Wie kann ich XML-Daten aus einem Factur-X-PDF extrahieren?

Der Factur-X Viewer von ValidateFin extrahiert automatisch das eingebettete XML aus jeder Factur-X- oder ZUGFeRD-PDF-Datei. Laden Sie die PDF hoch — das Tool liest den eingebetteten Anhang, verarbeitet das XML und zeigt alle strukturierten Rechnungsdaten an. Alles läuft lokal in Ihrem Browser.

Ist Factur-X in Frankreich Pflicht?

Ja. Ab 2026 müssen alle B2B-Rechnungen in Frankreich in elektronischem Format ausgestellt werden, wobei Factur-X neben UBL und CII eines der drei akzeptierten Formate ist. Die B2G-Rechnungsstellung über Chorus Pro erfordert bereits strukturierte Formate.

Kann ich Factur-X für internationale Rechnungsstellung verwenden?
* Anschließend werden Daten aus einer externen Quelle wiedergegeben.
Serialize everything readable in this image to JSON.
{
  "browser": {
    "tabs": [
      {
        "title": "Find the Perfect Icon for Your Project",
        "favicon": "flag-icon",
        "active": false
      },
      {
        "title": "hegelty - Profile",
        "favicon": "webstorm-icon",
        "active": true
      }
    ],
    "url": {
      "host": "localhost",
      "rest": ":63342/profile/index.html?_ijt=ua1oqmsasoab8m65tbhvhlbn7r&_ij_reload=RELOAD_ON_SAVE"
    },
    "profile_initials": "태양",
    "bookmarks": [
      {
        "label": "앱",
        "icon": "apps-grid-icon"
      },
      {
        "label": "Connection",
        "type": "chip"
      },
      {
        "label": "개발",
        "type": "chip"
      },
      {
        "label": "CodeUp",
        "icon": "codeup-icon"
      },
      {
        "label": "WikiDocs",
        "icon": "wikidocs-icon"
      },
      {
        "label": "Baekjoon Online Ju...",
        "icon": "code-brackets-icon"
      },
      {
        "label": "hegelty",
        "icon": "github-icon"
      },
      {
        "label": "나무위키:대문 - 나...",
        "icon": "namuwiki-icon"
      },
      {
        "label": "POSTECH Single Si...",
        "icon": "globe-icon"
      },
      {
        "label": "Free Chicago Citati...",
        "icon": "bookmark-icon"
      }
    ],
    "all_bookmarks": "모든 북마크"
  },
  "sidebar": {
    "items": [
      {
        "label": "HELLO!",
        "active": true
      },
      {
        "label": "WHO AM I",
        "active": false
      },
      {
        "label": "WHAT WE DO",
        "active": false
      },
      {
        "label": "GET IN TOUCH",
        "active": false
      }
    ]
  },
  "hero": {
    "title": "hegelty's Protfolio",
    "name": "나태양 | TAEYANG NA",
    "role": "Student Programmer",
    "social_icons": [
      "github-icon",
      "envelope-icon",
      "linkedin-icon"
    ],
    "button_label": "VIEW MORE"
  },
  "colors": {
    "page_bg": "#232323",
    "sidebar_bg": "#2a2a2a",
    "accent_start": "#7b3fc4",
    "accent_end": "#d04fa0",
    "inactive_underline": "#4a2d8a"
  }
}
Ja. Factur-X/ZUGFeRD basiert auf dem europäischen Standard EN 16931 und wird EU-weit akzeptiert. Das EN 16931 COMFORT-Profil gewährleistet Kompatibilität mit den meisten europäischen E-Invoicing-Anforderungen.

Welche Tools können Factur-X-Rechnungen erstellen?

Die meisten modernen ERP- und Buchhaltungsprogramme (SAP, Sage, DATEV, Cegid) unterstützen den Factur-X/ZUGFeRD-Export. Open-Source-Bibliotheken wie Mustang (Java) und Factur-X (Python) stehen ebenfalls für kundenspezifische Implementierungen zur Verfügung.

Wie weiß ich, welches Profil ich verwenden soll?

Für die meisten B2B-Transaktionen wird EN 16931 (COMFORT) empfohlen. Für französische B2G über Chorus Pro können MINIMUM oder BASIC ausreichen. Für den deutschen öffentlichen Sektor (B2G) ist XRECHNUNG erforderlich. Prüfen Sie die Anforderungen Ihres Handelspartners.

Was ist der Unterschied zwischen Factur-X und UBL?

Factur-X bettet CII-XML (Cross Industry Invoice) in ein PDF ein. UBL ist ein eigenständiges XML-Format ohne PDF-Hülle. Factur-X wird bevorzugt, wenn menschliche Lesbarkeit wichtig ist (das PDF), während UBL für den reinen Maschine-zu-Maschine-Austausch verwendet wird (z.B. Peppol).

Kann ich eine UBL-Rechnung in Factur-X konvertieren?

Ja, aber es erfordert die Zuordnung von UBL-Feldern zu CII-Feldern und die Erzeugung einer PDF/A-3-Hülle. Der semantische Inhalt ist ähnlich, da beide EN 16931 implementieren, aber die XML-Schemas unterscheiden sich. Spezialisierte Tools übernehmen diese Konvertierung.

Wie verarbeitet Chorus Pro Factur-X-Rechnungen?

Chorus Pro, die Rechnungsplattform der französischen Regierung, akzeptiert Factur-X als eines der unterstützten Formate. Sie extrahiert die XML-Daten für die automatisierte Verarbeitung und archiviert das PDF für rechtliche Zwecke. Das MINIMUM-Profil ist die Mindestanforderung.